Mais, le pare-feu qui émet le RST est sur l'hyperviseur, pas dans une VM. Sa réponse parvient forcément plus rapidement au client que celle que la VM légitime (moins d'empilement de couches, de copies dans des structures de données, de timers, etc.). De plus, le RST ferme les états dans les pare-feux et NAT situés entre le serveur et le client, donc les SYN+ACK émis (et réémis) par la VM légitime arriveront jamais jusqu'au client SSH.



"Nan mais notre diagnostic est incorrect, car, s'il était vrai, cela signifie qu'un pare-feu configuré avec une politique « REJECT » dans une VM chez n'importe quel hébergeur provoquerait ce genre d'effet secondaire sur des clients à faible trafic".

Normalement, le pilote de la carte réseau transmet au système uniquement les trames ethernet dont l'adresse MAC de destination correspond à la sienne. Sauf quand la carte réseau est en mode promiscuous. Donc un pare-feu à l'intérieur d'une VM ne verrait pas les paquets qu'un switch aurait diffusé sur tous ses ports et n'enverrait donc pas de TCP RST en retour.

  • Ça, c'est la théorie. Durant nos tests, un tcpdump -p (-p = désactivation du mode promiscuous, ce que /var/log/kern.log confirme) lancé dans une VM capture les paquets que le switch diffuse à toutes les VMs. En revanche, une règle de filtrage sur ces paquets ne produit aucun effet (compteurs iptables -L -n -v toujours à zéro). D'après notre test, il s'agit du comportement du pilote virtio_net. Le pilote e1000e ne fait pas remonter les paquets tant qu'on n'active pas le mode promiscuous.

Ensuite, la latence causée par la remontée du paquet jusqu'à la VM puis la descente du TCP RST entrerait en compétition ardue avec la réponse légitime. Dans notre cas, la réponse illégitime gagne la course car la compétition se joue entre un pare-feu sur l'hyperviseur et une réponse émise par un noyau Linux dans une VM.

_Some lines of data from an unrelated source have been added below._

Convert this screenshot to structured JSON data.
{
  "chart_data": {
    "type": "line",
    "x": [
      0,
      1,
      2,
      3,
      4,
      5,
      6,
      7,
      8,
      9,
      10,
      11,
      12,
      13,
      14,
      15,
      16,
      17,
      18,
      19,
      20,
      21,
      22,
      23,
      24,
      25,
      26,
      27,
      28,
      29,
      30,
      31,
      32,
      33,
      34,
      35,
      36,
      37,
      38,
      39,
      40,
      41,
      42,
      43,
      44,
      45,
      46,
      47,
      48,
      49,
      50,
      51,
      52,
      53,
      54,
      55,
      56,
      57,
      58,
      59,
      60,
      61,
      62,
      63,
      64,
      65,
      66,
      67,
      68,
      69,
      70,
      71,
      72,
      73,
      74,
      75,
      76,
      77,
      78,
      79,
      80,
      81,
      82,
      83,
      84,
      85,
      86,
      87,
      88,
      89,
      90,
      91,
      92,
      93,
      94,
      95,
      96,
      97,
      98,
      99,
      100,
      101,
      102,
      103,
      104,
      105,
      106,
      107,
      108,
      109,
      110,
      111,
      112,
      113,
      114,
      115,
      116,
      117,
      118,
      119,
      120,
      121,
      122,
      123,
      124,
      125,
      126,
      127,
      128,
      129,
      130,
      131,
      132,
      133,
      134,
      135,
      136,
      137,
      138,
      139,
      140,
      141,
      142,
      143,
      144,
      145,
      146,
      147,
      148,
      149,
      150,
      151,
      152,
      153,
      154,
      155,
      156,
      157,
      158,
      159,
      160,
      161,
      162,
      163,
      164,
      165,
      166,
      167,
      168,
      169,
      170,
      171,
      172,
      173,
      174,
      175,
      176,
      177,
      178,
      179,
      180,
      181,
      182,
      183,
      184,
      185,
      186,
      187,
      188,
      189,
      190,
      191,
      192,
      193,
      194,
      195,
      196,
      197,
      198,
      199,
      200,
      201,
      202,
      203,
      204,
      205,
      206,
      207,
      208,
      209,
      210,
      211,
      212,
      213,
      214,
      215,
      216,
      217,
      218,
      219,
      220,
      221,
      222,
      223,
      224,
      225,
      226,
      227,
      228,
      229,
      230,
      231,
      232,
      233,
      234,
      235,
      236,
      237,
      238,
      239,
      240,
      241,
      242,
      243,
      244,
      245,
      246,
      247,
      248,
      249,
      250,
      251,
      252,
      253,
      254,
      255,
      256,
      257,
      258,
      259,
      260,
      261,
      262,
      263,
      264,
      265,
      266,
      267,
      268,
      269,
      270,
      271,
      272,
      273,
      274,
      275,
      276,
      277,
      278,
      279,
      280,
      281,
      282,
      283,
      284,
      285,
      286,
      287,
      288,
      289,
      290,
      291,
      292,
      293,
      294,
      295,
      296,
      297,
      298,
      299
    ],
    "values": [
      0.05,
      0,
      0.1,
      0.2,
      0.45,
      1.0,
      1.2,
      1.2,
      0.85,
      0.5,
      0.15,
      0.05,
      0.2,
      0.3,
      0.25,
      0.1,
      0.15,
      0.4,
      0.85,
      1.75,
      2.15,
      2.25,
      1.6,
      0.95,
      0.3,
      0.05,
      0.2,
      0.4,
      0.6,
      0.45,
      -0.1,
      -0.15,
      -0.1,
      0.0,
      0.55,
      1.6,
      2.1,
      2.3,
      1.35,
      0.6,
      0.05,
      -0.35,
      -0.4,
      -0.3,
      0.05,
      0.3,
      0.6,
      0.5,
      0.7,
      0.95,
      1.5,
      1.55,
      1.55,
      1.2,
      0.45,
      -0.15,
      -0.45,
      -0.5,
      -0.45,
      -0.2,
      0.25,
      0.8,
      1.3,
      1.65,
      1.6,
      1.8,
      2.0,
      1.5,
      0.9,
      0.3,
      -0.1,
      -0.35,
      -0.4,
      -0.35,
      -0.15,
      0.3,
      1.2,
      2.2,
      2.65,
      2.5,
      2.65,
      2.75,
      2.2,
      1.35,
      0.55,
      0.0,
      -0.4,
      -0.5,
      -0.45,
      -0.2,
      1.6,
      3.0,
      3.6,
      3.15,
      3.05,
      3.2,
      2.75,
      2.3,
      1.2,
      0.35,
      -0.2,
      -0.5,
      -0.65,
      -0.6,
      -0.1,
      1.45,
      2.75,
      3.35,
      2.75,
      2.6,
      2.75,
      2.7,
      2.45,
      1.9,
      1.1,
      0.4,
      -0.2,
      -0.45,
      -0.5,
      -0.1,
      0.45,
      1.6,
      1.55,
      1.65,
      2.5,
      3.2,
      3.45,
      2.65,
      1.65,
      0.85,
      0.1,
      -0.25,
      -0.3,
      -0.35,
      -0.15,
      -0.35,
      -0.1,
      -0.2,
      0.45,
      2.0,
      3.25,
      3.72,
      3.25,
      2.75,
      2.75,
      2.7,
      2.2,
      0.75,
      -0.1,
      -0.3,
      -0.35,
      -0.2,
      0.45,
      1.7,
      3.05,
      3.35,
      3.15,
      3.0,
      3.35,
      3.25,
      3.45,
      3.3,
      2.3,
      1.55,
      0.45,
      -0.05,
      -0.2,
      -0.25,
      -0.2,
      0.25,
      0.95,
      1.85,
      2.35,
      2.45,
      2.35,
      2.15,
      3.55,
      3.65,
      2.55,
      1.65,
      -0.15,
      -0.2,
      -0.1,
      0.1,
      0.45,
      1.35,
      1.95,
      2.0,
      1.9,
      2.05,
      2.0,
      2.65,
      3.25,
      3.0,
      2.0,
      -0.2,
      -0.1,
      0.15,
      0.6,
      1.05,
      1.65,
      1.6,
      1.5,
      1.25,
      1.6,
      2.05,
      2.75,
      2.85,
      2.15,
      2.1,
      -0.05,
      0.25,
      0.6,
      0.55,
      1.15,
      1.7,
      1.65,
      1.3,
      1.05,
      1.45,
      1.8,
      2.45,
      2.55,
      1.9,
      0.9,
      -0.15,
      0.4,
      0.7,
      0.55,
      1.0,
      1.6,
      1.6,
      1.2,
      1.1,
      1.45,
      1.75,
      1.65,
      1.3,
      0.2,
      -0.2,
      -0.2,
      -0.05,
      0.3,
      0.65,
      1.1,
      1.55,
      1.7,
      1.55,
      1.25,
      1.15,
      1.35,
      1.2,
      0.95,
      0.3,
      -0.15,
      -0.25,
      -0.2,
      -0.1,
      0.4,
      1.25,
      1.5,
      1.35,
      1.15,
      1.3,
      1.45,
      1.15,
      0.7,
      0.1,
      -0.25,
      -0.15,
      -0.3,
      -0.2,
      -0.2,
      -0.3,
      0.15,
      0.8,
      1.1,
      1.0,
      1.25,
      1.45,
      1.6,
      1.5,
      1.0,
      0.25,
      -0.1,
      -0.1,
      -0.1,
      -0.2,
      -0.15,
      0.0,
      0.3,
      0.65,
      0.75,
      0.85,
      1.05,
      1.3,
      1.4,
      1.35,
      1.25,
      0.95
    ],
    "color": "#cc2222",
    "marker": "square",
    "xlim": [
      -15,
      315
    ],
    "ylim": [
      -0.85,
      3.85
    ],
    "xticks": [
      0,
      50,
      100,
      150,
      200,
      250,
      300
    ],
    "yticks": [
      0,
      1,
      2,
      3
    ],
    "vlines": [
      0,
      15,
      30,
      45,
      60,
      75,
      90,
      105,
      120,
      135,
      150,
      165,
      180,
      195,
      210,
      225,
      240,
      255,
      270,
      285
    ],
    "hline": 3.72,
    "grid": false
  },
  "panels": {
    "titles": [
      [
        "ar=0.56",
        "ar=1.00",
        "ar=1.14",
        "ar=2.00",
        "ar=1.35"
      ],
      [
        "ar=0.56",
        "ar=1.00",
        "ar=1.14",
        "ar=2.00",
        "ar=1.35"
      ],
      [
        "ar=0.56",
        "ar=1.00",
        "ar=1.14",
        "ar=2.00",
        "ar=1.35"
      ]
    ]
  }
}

Enfin, il faut remplir plusieurs conditions pour déclencher ce bazar, dont certaines sont peu communes chez les hébergeurs justement conscients des risques : VMs raccordées au réseau via un bridge (très peu courant) + filtrage sur l'hyperviseur + politique de filtrage de type rejet en prévenant l'émetteur (dite « REJECT ») alors que les préconisations sont de jeter silencieusement les paquets venant de l'extérieur afin de donner le moins d'indices possibles à un attaquant (c'est d'ailleurs la politique par défaut proposée par Proxmox) + durée de la rétention ARP supérieure à la durée de rétention de la table de commutation des switchs sur le chemin (alors que les hébergeurs ont plutôt du matos aux durées de rétention harmonisées plutôt qu'un routeur logiciel GNU/Linux) + machine émettant et recevant peu de trafic.



Debug et écriture de ce shaarli en collaboration avec Johndescs.